O intelectual vem perdendo audiência e credibilidade. Sua cotação na Bolsa de Valores, e até na dos "amores", nunca foi tão baixa
Ainda há pouco se falava, com certa precipitação, no "silêncio" do intelectual. Agora se acusa, com a mesma ênfase, a palavra descalibrada do intelectual. Em nenhum instante se perguntou sobre o que resta do intelectual, freqüentemente acomodado ao ritmo lento, em tempos tão acelerados.

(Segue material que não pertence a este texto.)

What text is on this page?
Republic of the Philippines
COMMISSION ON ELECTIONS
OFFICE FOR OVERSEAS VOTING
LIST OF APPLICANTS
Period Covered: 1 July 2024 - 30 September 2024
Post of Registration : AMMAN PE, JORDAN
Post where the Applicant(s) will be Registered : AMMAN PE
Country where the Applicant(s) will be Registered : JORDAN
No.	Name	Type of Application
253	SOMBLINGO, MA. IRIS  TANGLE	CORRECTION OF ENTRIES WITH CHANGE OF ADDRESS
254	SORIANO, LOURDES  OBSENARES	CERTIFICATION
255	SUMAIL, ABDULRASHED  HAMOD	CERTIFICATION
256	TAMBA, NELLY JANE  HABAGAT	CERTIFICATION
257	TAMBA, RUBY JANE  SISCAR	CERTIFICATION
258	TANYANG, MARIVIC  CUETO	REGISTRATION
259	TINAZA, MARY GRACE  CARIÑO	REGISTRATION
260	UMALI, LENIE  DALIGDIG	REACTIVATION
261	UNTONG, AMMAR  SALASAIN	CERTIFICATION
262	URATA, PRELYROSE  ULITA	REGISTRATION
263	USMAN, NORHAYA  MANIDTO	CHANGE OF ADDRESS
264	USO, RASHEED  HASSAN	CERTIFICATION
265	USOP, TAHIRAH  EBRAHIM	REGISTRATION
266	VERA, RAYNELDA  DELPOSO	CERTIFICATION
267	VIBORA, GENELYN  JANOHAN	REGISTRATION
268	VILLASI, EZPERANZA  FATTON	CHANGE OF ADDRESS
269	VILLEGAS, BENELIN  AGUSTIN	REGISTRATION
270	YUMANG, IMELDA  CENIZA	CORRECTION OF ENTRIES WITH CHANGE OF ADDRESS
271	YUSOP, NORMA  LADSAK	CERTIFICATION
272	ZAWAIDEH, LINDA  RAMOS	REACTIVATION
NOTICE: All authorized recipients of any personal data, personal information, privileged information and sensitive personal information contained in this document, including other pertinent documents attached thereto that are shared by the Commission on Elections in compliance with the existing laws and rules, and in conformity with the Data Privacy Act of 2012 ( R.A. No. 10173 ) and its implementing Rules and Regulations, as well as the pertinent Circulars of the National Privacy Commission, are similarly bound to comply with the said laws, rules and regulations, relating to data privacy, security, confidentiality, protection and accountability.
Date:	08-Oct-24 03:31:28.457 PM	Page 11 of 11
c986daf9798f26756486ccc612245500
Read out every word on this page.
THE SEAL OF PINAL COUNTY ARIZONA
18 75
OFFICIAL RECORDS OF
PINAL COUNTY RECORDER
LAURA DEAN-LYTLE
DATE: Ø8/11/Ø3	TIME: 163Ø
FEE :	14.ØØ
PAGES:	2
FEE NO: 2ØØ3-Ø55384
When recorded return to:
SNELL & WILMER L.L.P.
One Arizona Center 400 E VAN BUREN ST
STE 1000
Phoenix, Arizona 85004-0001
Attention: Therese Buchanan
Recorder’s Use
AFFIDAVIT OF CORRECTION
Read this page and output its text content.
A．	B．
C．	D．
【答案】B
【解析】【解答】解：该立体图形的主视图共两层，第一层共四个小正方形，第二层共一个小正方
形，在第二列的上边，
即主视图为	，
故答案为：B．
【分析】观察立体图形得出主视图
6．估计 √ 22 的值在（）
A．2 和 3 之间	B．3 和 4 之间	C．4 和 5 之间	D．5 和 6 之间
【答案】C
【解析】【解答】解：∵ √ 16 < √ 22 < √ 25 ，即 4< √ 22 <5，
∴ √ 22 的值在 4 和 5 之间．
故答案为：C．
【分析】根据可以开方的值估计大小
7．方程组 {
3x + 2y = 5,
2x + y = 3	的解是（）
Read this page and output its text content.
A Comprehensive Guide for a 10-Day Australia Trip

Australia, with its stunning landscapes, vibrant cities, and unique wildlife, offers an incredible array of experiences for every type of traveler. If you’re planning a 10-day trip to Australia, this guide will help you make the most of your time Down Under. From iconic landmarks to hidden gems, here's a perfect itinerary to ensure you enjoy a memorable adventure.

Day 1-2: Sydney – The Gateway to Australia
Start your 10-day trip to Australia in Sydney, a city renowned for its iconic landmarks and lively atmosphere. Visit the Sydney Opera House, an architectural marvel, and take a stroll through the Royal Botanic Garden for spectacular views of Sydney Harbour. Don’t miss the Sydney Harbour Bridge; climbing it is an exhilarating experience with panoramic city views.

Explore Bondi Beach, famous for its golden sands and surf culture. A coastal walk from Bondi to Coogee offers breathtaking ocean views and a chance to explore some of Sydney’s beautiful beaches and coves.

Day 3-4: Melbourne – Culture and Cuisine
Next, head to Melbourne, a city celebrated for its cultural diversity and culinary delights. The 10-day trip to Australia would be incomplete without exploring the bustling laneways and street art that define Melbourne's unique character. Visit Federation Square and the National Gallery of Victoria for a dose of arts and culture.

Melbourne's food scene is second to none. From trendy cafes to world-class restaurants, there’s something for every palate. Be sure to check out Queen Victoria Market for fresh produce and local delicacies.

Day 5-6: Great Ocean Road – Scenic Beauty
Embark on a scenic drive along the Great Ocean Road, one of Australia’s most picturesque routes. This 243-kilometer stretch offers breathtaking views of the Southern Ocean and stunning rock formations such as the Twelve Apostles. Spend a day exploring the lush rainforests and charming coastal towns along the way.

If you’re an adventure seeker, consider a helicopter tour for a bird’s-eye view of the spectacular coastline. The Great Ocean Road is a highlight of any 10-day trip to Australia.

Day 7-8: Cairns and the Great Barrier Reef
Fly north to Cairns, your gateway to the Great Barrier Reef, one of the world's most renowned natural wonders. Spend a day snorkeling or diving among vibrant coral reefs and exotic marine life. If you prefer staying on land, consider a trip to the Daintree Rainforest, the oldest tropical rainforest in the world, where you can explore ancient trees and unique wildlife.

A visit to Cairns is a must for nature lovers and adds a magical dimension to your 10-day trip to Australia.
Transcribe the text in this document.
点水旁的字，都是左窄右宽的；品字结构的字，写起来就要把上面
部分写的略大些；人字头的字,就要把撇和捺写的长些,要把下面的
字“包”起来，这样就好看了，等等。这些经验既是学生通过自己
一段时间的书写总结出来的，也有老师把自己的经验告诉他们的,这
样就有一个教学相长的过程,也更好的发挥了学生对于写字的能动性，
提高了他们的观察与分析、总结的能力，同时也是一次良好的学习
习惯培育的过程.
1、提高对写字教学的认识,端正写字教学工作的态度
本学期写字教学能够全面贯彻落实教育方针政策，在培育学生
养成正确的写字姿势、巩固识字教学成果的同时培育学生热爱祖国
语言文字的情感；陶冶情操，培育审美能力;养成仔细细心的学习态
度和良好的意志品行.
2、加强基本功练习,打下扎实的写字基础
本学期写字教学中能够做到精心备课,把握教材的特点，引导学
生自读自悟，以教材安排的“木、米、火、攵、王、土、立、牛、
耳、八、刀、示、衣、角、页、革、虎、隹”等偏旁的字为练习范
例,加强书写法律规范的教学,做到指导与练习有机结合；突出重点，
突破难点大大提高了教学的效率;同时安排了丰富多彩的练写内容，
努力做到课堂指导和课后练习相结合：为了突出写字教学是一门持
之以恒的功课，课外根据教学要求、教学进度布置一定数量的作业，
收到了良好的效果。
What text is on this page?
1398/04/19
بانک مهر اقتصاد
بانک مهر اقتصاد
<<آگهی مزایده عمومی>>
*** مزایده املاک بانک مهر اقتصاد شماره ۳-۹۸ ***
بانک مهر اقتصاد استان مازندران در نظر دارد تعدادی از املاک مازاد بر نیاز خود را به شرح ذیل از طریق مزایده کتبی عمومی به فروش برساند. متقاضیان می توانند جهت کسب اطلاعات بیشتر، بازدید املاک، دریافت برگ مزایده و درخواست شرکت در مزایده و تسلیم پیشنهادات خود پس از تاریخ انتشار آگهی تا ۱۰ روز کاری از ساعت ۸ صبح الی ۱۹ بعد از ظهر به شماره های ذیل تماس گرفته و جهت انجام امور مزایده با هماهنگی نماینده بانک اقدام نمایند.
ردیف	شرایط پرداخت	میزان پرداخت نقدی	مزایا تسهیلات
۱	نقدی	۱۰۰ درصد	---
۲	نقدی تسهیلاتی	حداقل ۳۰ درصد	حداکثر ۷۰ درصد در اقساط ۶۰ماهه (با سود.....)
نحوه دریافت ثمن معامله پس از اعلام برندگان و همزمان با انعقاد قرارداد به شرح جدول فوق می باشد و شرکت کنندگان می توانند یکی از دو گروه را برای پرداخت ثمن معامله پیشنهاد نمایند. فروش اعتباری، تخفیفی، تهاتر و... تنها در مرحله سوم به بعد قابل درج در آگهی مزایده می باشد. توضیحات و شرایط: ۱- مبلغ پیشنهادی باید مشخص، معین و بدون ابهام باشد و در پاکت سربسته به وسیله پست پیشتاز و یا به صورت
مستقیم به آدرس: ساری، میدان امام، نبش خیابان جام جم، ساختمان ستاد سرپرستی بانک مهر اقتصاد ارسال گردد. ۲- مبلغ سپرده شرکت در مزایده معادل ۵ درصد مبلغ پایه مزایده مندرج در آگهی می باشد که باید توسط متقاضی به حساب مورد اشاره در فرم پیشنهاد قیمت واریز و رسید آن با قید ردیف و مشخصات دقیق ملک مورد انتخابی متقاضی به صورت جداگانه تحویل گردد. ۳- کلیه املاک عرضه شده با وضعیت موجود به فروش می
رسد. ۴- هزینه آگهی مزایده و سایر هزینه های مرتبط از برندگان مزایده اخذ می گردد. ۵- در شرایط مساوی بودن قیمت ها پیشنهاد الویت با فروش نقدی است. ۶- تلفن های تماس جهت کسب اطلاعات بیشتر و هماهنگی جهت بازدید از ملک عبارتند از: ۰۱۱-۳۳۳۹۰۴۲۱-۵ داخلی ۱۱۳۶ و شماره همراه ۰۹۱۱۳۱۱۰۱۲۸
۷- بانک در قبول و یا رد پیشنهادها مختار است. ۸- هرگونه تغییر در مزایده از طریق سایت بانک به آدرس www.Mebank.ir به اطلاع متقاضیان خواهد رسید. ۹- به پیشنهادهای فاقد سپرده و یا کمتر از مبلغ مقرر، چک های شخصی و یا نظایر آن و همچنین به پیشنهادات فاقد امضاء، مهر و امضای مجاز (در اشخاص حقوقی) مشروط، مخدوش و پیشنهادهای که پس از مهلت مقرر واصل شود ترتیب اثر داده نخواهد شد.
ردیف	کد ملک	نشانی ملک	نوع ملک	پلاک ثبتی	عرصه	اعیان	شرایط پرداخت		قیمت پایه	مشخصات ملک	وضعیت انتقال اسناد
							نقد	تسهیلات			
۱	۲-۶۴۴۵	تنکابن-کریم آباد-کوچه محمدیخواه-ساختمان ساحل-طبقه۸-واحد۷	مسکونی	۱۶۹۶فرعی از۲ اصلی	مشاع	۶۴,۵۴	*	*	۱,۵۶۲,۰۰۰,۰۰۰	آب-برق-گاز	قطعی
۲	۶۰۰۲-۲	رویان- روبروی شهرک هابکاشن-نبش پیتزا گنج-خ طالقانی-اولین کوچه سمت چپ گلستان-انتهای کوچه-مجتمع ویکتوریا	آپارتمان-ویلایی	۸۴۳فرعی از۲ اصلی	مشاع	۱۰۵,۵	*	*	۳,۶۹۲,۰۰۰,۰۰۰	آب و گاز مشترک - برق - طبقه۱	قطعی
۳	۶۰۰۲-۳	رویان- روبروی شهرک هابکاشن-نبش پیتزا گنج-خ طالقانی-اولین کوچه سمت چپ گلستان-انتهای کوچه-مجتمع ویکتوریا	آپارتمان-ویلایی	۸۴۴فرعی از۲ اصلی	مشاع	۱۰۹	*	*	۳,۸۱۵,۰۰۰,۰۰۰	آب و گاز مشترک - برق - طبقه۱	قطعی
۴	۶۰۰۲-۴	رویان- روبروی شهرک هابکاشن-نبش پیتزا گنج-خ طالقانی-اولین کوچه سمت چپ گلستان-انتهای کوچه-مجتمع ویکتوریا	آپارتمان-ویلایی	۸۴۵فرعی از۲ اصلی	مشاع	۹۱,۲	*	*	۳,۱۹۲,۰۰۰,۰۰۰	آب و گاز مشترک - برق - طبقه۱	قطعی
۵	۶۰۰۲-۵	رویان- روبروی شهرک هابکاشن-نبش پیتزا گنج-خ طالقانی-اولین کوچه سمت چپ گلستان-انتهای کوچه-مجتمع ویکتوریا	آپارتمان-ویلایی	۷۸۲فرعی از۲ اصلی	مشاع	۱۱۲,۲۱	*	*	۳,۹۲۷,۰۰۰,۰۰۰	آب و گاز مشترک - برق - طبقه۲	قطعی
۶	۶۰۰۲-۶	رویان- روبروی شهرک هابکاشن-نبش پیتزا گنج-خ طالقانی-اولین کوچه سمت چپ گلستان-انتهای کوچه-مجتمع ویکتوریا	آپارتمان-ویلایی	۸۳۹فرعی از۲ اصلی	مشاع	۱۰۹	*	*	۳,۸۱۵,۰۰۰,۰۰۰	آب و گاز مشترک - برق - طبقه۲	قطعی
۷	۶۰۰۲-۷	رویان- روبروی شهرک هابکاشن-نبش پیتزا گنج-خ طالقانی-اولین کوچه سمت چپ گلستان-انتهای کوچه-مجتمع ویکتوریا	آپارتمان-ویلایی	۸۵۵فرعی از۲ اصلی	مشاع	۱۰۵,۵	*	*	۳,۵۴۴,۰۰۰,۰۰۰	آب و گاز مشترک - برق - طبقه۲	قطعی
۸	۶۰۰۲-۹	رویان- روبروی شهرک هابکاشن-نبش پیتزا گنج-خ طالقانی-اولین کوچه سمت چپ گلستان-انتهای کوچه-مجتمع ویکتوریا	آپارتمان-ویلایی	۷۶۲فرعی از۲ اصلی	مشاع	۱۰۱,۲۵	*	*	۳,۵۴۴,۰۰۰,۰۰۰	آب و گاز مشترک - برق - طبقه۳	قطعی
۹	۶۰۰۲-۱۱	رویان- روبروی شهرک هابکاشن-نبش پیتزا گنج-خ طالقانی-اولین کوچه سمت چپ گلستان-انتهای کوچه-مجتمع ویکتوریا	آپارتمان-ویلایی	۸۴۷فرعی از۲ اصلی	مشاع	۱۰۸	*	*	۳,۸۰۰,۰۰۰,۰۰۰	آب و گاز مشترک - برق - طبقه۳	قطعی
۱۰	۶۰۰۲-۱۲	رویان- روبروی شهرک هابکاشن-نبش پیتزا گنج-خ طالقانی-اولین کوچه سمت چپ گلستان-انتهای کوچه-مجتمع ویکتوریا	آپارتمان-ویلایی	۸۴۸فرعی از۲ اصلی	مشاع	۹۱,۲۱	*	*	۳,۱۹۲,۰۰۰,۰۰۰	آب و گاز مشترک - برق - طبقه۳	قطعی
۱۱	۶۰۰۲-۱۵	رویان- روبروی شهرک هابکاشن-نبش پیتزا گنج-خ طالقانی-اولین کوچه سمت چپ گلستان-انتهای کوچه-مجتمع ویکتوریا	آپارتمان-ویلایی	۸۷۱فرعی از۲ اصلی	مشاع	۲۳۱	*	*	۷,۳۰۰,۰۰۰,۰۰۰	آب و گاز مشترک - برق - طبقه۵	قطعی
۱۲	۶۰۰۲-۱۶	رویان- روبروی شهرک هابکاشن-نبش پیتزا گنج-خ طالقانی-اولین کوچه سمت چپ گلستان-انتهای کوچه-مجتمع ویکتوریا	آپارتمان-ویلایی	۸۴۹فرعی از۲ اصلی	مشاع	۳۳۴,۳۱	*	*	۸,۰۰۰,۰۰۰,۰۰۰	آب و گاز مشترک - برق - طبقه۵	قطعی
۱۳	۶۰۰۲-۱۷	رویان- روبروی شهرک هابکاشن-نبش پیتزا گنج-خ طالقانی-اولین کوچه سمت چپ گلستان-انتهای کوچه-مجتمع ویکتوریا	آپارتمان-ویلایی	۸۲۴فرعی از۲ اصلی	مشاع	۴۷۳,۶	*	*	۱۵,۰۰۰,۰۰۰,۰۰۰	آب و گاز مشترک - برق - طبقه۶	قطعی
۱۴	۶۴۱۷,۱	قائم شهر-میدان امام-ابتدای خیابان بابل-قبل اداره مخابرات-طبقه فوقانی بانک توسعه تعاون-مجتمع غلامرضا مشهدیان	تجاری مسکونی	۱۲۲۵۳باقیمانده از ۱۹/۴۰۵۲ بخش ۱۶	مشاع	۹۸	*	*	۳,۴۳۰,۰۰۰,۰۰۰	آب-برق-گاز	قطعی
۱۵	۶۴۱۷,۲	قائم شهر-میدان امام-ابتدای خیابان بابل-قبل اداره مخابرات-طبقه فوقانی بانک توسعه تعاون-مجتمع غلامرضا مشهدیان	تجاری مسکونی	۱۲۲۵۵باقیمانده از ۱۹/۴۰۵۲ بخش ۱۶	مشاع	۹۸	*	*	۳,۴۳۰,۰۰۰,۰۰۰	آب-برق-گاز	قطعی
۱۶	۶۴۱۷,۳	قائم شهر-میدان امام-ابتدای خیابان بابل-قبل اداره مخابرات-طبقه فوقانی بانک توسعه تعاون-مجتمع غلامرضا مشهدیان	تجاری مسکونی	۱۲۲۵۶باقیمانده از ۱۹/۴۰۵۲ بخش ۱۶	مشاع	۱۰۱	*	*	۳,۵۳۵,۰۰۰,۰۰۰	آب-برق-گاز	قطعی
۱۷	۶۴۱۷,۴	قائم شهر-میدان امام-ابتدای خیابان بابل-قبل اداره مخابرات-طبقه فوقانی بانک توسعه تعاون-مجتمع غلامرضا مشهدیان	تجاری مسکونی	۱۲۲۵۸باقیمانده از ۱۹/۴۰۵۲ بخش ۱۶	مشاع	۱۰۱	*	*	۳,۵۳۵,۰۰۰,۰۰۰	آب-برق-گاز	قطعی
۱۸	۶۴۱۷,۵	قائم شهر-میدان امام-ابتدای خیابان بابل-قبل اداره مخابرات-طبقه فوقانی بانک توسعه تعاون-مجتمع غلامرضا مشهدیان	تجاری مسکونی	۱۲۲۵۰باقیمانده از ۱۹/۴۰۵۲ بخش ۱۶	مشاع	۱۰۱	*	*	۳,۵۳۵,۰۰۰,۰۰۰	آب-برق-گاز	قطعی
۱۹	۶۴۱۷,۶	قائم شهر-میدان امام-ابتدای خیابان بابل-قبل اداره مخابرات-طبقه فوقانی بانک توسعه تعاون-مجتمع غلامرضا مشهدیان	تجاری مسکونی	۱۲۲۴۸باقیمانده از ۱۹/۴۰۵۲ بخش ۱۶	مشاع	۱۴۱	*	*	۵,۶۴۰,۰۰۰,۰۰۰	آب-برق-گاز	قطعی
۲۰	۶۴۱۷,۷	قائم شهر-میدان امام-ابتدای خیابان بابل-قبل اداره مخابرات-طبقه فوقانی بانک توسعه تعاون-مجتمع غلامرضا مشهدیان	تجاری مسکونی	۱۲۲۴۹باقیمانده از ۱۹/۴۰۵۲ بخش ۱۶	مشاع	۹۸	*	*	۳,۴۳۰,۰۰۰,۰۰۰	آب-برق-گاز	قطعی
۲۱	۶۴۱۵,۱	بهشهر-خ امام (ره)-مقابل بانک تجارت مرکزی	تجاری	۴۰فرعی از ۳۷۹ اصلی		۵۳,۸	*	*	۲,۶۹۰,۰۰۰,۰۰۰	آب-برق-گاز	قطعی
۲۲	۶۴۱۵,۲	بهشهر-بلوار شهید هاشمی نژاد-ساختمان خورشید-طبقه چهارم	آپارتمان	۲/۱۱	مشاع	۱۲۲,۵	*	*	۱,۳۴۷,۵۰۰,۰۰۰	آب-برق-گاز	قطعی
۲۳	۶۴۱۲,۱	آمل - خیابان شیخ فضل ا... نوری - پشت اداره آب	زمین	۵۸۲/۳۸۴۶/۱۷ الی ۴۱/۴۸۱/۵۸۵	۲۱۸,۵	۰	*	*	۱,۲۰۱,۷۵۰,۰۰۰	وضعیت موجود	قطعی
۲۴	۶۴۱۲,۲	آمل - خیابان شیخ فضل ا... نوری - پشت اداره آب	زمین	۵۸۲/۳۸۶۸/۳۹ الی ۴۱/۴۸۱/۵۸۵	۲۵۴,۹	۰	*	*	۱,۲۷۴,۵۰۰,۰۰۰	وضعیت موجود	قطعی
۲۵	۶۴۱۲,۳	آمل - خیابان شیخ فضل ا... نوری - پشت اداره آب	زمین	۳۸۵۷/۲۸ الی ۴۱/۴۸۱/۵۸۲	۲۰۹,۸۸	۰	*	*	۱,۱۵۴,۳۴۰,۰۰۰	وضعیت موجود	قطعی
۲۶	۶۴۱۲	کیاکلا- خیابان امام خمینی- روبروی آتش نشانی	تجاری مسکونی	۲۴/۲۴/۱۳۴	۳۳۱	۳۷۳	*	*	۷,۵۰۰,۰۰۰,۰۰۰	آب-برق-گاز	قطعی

Nem mesmo se indagou com quantos livros lidos ou com quantos aparecimentos no palco, na tela ou na telinha se faz um intelectual. A dieta é cada vez mais ascética. Em princípio, todos são intelectuais. Pouco importa a qualidade do texto, da imagem ou do discurso monotonamente repetido. O que conta é a freqüência ou a audiência. Até a dos que escutam sem ouvir. Ainda outro dia, Lima Duarte, profissional íntegro, porque não fala sobre o que não conhece, disse umas verdades que incomodaram. Aliás, as verdades incomodam sempre. Ao contrário das mentiras, que preservam pelo menos a função analgésica. Albert Camus, que era autor e foi também ator e diretor de teatro, disse que o "ator é um mentiroso sincero". Camus, todo cercado pelo sol mediterrâneo e pela razão cartesiana, dizia coisas muito estranhas. Em uma ocasião, na primeira linha de um livro, adiantou: "É preciso imaginar Sísifo feliz". Mas isso não acontece a toda hora. É claro que, ante uma personalidade estética e ética como Fernanda Montenegro, a gente volta a acreditar na sinceridade e na felicidade. Na nossa primeira modernidade, a modernidade das luzes, não a dos holofotes, o intelectual acreditou demais na sua missão salvacionista. Ele distribuía suas benesses verbais com o inflexível sotaque autoritário herdado do velho republicanismo. Liberdade, igualdade e fraternidade mantinham-se como legendas confiáveis. Hoje, mudaram os tempos ou mudamos nós?
Certamente os dois. Somos, ao que tudo indica, e conforme as palavras irreverentes de Peter Sloterdijk, "sintomas da economia da simulação". Predominam, nas mídias de todo tipo, a prática e o elogio do simulacro, exibidos por atores insinceros e Sísifos adiados. Veja-se o grande teatro do mundo, ou, mais perto de nós, o horário eleitoral ou certos noticiários, aqui e ali, a encenação tenaz da falsificação. O intelectual, esse personagem desencontrado, fascinado menos pelas luzes da ribalta do que pelos refletores do cibermundo, vem perdendo de uma só vez audiência e credibilidade. A primeira, por não conseguir acompanhar a velocidade dos nossos dias. A segunda, porque andou se comprometendo com causas nada relevantes. Nos dois casos, porque confundiu incoerência com originalidade -o seu esquivo objeto de desejo. O fato é que a cotação do intelectual na bolsa de valores, e até na dos "amores", nunca andou tão baixa.
O intelectual se vê às voltas com a questão da identidade, individual e coletiva. Seja o intelectual enquanto opção de vida, destinação inevitável, tarefa cotidiana, seja remetido contra o pano de fundo da sociedade e da nação transnacional. Ele instiga e mobiliza o desafio identitário. Com agravantes atuais: o prestígio do mal e a naturalização do caos. Não é difícil perceber, por trás dessa mímica vazia e opaca, a vontade autoritária, alcoolizada ou não. Talvez seja tão somente o aparecimento previsível do déspota desesclarecido. Faço votos de que esteja eu equivocado. No palco dos sentimentos e das idéias, ou na feira das vaidades, persistem dois tipos de intelectuais: o midiático e o ilustrado. O midiático é a contrafação útil e o exemplo inútil. O acadêmico, circunscrito ao meio universitário, não raro se acha acometido de crises de claustrofobia. Não se trata, de modo algum, de restaurar a velha ética, prescritiva e sentenciosa, porém de instaurar a ética comunicativa, dialógica e livre. Consciente de que o limite da liberdade é a responsabilidade. Enganam-se, estes sim, os que consideram a ética um anacronismo totalmente dispensável. Porque a política sem ética não passa de terra de ninguém, vale tudo, caratê eleitoral. E, nessa hora, ainda mais, o intelectual crítico, constitutivamente inorgânico, reflexivamente emancipado, tem alguma coisa a fazer.